Tuning the topologies of MnII complexes with 3-(2-pyridyl)pyrazole and carboxylate ligands by intramolecular hydrogen bonds and the geometries of pendant ligands: crystal structures and magnetic properties

Abstract

In our efforts to investigate the influence of intramolecular hydrogen bonding interactions and the geometries of pendant ligands on the structures of low-dimensional coordination architectures, two kinds of ligands have been selected: a) a chelating ligand, 3-(2-pyridyl)pyrazole (L¹), with a non-coordinated nitrogen atom as a good hydrogen bonding acceptor and b) three pendant monocarboxylato ligands with different aromatic backbones (L², L³ and L⁴) , and their Mn^II complexes, [Mn(L¹)₂(L²)₂] (1), [Mn(L¹)₂(L³)₂] (2) and [Mn₂(L¹)₂(L⁴)₄] (3), have been prepared and structurally characterized by single crystal X-ray diffraction analysis.
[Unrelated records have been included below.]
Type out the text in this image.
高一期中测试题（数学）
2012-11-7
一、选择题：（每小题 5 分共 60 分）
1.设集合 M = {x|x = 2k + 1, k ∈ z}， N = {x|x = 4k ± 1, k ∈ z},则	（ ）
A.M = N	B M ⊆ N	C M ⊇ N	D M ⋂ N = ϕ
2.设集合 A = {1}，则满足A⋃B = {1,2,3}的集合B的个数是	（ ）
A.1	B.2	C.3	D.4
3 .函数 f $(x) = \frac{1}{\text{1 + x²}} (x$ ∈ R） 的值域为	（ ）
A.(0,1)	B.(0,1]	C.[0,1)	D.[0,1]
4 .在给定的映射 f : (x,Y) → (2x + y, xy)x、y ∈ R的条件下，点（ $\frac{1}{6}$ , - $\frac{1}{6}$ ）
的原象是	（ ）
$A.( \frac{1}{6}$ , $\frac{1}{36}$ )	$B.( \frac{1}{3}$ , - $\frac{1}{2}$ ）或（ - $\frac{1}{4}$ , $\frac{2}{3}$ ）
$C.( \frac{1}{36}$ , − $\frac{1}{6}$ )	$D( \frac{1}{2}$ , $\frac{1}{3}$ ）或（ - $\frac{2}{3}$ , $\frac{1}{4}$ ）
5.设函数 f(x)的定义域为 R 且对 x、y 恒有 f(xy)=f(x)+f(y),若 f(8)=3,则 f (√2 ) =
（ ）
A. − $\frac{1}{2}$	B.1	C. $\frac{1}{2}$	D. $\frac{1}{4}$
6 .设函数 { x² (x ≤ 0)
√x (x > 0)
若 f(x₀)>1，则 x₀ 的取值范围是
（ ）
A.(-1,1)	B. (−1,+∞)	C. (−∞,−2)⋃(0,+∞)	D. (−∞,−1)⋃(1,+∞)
The results show clearly that the chelating 3-(2-pyridyl)pyrazole ligand plays the dominant role in the adjustment of the modes of the monocarboxylate ligands through strong intramolecular hydrogen bonding interactions and results in the formation of low-dimensional coordination complexes. The geometry of the anthracene ring also plays a vital role in determining the topology of 3, which further affects the magnetic interactions between the metal centers.